When Richard confronts Ellen about Danny, she admits without remorse to having let him drown, and cruelly tells Richard she would do it again if given the chance. Following the confession, Richard leaves Ellen, but does not pursue criminal action as he does not believe there is sufficient evidence.

After Richard departs, Ellen sends a letter to Russell—now the county district attorney—in which she accuses Ruth of plotting to murder her. While on a picnic with Ruth and her mother several days later, and unbeknownst to them, Ellen deliberately ingests sugar laced with arsenic. The poison causes her to go into multiple organ failure over several days, and doctors are unable to save her. When Richard visits Ellen on her deathbed, she requests in his confidence that she be cremated, and that he scatter her ashes where she spread her father's in New Mexico, to which he agrees.

After Ellen dies, Ruth has her remains cremated at Richard's instruction. She is subsequently charged with Ellen's murder, prosecuted by Russell. During the trial, Russell proposes that Ruth plotted to kill Ellen so she and Richard could be together, and frames Ruth's cremation of Ellen as a calculated decision to prevent an autopsy.

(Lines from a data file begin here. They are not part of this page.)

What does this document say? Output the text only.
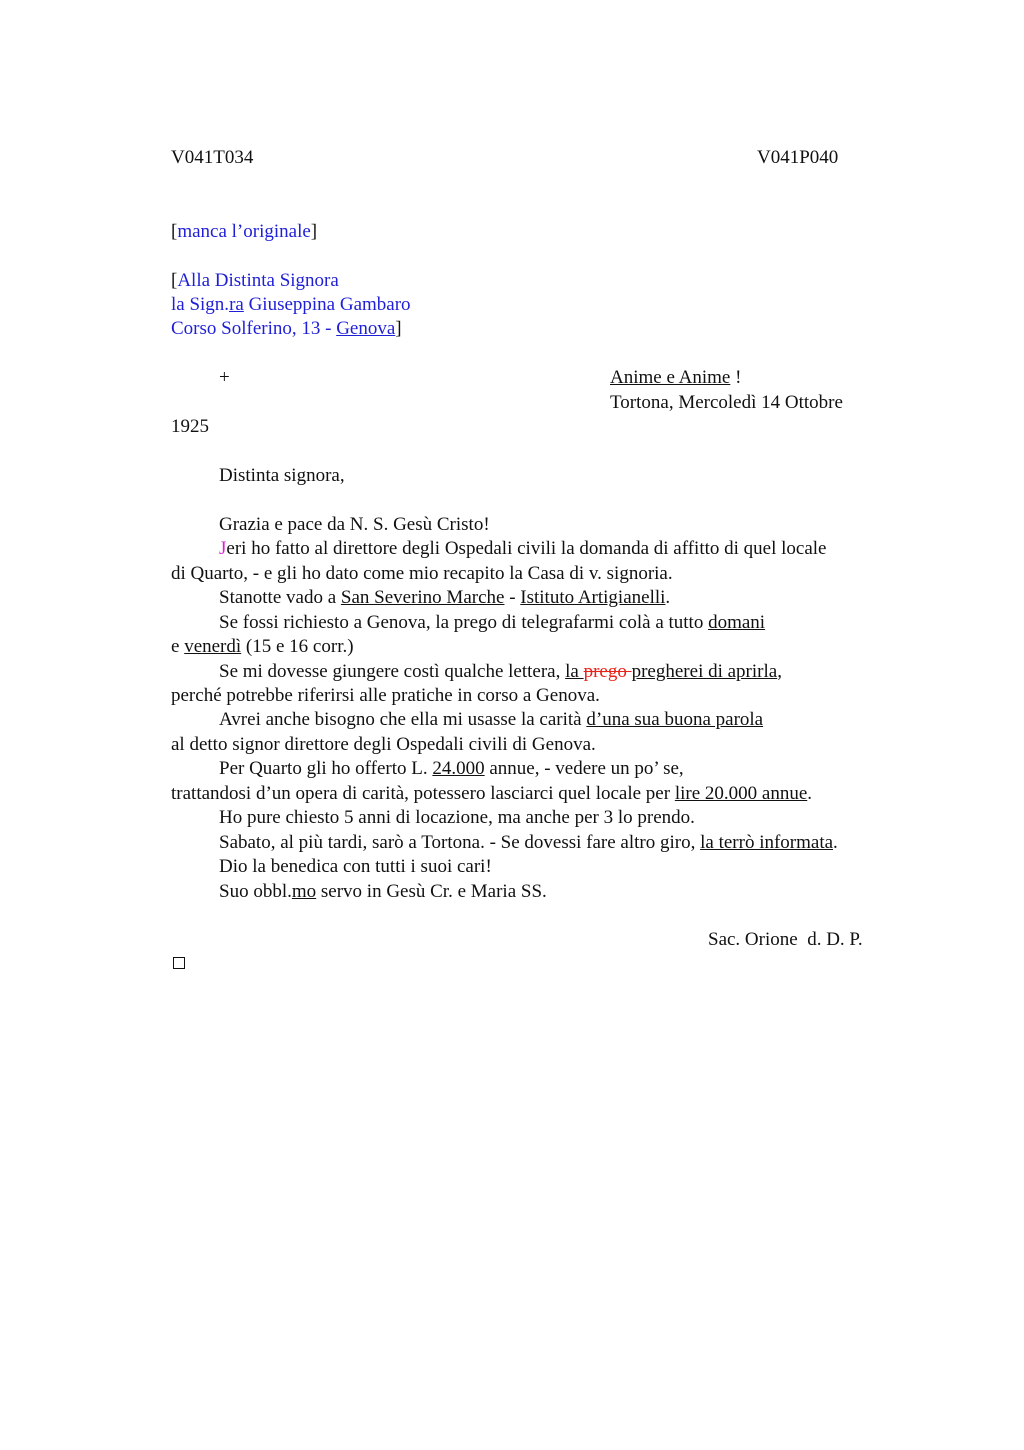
V041T034	V041P040

[manca l’originale]

[Alla Distinta Signora

la Sign.ra Giuseppina Gambaro

Corso Solferino, 13 - Genova]

+	Anime e Anime !

Tortona, Mercoledì 14 Ottobre

1925

Distinta signora,

Grazia e pace da N. S. Gesù Cristo!

Jeri ho fatto al direttore degli Ospedali civili la domanda di affitto di quel locale

di Quarto, - e gli ho dato come mio recapito la Casa di v. signoria.

Stanotte vado a San Severino Marche - Istituto Artigianelli.

Se fossi richiesto a Genova, la prego di telegrafarmi colà a tutto domani

e venerdì (15 e 16 corr.)

Se mi dovesse giungere costì qualche lettera, la prego pregherei di aprirla,

perché potrebbe riferirsi alle pratiche in corso a Genova.

Avrei anche bisogno che ella mi usasse la carità d’una sua buona parola

al detto signor direttore degli Ospedali civili di Genova.

Per Quarto gli ho offerto L. 24.000 annue, - vedere un po’ se,

trattandosi d’un opera di carità, potessero lasciarci quel locale per lire 20.000 annue.

Ho pure chiesto 5 anni di locazione, ma anche per 3 lo prendo.

Sabato, al più tardi, sarò a Tortona. - Se dovessi fare altro giro, la terrò informata.

Dio la benedica con tutti i suoi cari!

Suo obbl.mo servo in Gesù Cr. e Maria SS.

Sac. Orione  d. D. P.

A recalcitrant Richard testifies regarding Ellen's psychopathic jealousy, insisting that she made her own suicide appear as a murder to punish him and Ruth. Ruth is ultimately acquitted, but he is sentenced to two years imprisonment as an accessory in Danny's death, as he withheld his knowledge of Ellen's actions. After completing his sentence, Richard returns to his lodge, where he is welcomed lovingly by Ruth.